In mid-January, the Centers for Medicare & Medicaid Services published a home health agency final rule outlining new minimum standards for home health agencies participating in Medicare and Medicaid.
The new rule, which includes revised training requirements for staff on competent care standards and patient rights, was supposed to take effect this summer, on July 13, 2017, but last week the CMS proposed to delay the effective date for six months, until January 13, 2018.
The CMS said the proposal was made after it was clear from rule comments that industry stakeholders needed more time to comply, including making necessary adjustments to resource allocation, staffing and perhaps infrastructure.
According to Modern Healthcare, the CMS believes it will cost home health agencies $293 million for compliance in the first year of the rule being in effect and $290 million each year after that.

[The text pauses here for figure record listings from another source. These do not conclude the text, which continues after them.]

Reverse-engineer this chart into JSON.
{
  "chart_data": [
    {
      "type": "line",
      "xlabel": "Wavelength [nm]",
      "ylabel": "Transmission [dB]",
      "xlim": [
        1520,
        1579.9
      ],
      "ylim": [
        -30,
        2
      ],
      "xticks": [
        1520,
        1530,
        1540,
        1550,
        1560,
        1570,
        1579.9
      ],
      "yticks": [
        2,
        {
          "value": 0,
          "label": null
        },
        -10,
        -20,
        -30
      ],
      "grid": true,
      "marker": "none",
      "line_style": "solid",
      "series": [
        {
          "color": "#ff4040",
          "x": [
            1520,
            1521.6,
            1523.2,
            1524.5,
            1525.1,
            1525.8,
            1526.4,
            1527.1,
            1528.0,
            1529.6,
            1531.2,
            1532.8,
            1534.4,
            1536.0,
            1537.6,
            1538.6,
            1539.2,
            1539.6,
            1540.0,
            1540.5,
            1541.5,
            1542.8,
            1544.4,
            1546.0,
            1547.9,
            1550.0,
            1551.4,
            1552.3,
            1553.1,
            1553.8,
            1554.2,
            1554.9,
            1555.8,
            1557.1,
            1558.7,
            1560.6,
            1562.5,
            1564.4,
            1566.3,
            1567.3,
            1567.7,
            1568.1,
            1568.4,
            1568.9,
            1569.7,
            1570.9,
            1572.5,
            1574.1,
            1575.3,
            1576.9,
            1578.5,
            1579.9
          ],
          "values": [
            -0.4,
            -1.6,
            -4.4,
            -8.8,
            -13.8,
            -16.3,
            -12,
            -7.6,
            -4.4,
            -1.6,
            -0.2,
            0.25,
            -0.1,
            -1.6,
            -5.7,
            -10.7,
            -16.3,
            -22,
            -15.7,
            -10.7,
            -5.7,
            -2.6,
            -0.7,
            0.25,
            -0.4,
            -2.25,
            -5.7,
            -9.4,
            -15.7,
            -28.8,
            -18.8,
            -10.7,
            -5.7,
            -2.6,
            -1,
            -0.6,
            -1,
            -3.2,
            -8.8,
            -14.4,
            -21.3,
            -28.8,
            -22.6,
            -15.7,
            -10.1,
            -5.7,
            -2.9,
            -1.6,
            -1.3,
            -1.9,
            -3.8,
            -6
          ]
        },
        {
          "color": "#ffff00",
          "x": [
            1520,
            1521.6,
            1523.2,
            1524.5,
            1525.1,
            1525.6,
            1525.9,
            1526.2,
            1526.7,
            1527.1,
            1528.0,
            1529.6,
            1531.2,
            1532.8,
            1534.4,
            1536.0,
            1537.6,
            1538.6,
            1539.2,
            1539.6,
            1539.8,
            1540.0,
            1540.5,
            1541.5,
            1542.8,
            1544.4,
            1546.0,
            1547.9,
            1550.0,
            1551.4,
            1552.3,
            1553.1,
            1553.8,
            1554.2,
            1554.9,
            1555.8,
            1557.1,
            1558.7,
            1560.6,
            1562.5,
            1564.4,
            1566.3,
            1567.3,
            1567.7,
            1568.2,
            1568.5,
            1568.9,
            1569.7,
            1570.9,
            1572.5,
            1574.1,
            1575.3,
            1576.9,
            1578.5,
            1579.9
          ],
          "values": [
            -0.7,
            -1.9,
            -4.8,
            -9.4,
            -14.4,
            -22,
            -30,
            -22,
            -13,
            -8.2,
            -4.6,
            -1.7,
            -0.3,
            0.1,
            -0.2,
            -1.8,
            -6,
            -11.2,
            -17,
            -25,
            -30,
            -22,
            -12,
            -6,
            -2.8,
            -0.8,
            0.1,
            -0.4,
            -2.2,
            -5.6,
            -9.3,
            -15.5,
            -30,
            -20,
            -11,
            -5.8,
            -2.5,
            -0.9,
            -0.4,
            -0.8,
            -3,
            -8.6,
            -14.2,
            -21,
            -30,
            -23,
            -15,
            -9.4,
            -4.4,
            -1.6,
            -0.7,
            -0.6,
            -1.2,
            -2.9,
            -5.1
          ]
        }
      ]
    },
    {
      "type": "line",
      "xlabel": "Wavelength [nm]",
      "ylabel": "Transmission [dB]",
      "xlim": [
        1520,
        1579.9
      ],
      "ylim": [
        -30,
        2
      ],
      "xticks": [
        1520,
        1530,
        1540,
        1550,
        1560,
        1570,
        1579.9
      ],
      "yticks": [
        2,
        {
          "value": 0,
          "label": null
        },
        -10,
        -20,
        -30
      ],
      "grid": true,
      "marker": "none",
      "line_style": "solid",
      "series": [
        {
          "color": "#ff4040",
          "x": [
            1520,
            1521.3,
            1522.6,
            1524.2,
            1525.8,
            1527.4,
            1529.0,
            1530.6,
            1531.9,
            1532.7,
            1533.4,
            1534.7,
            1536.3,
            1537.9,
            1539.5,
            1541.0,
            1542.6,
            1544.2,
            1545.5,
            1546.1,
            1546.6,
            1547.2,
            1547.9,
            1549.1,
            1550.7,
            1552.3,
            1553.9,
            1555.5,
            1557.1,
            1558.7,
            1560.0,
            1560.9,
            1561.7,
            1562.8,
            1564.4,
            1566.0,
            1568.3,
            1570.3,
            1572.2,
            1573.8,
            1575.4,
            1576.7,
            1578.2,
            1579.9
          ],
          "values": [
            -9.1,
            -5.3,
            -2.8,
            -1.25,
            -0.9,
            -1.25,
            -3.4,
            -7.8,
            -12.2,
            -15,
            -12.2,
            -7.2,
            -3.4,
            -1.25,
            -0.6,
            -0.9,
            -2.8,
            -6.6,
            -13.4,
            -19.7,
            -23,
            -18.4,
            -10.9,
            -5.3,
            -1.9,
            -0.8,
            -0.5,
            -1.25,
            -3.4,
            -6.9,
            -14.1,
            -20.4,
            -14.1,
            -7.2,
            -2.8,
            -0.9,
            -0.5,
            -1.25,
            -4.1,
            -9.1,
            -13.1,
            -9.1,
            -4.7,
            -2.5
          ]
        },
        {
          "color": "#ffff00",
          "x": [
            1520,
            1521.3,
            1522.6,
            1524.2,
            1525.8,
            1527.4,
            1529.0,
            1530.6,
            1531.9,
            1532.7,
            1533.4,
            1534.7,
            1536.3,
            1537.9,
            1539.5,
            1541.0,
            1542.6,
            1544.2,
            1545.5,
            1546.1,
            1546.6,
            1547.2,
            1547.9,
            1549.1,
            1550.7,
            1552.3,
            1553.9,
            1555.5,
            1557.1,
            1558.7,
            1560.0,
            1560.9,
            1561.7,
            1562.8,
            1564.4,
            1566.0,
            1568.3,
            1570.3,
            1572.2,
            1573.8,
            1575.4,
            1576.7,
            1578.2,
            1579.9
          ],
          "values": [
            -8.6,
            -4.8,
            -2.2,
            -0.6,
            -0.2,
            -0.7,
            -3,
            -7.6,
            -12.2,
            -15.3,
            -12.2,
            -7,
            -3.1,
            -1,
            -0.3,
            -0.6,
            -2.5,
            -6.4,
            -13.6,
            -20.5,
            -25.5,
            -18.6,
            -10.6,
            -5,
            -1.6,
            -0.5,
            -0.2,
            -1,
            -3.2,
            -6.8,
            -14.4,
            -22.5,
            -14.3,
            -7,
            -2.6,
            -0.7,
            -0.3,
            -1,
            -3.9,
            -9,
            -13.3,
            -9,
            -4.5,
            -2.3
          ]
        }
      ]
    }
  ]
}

The final rule sets standards for improving how information is communicated to patients and caregivers about services provided, more effective coordination between home healthcare providers and other medical providers, and more.
The final rule states that requirements “focus on a patient-centered, data-driven, outcome-oriented process that promotes high quality patient care at all times for all patients.”
Make sure your home health agency is in compliance
It’s more important than ever for home health care agencies to be in compliance with federal law. As the baby boomer generation ages and more people are becoming reliant on home health care, these agencies are being more closely monitored for non-compliance.
In fact, the Department of the Office of the Inspector General has called out home health agencies as being especially susceptible to Medicare and Medicaid fraud. After the new rule takes effect, it is likely that the federal government will be cracking down hard on potential fraud in the industry.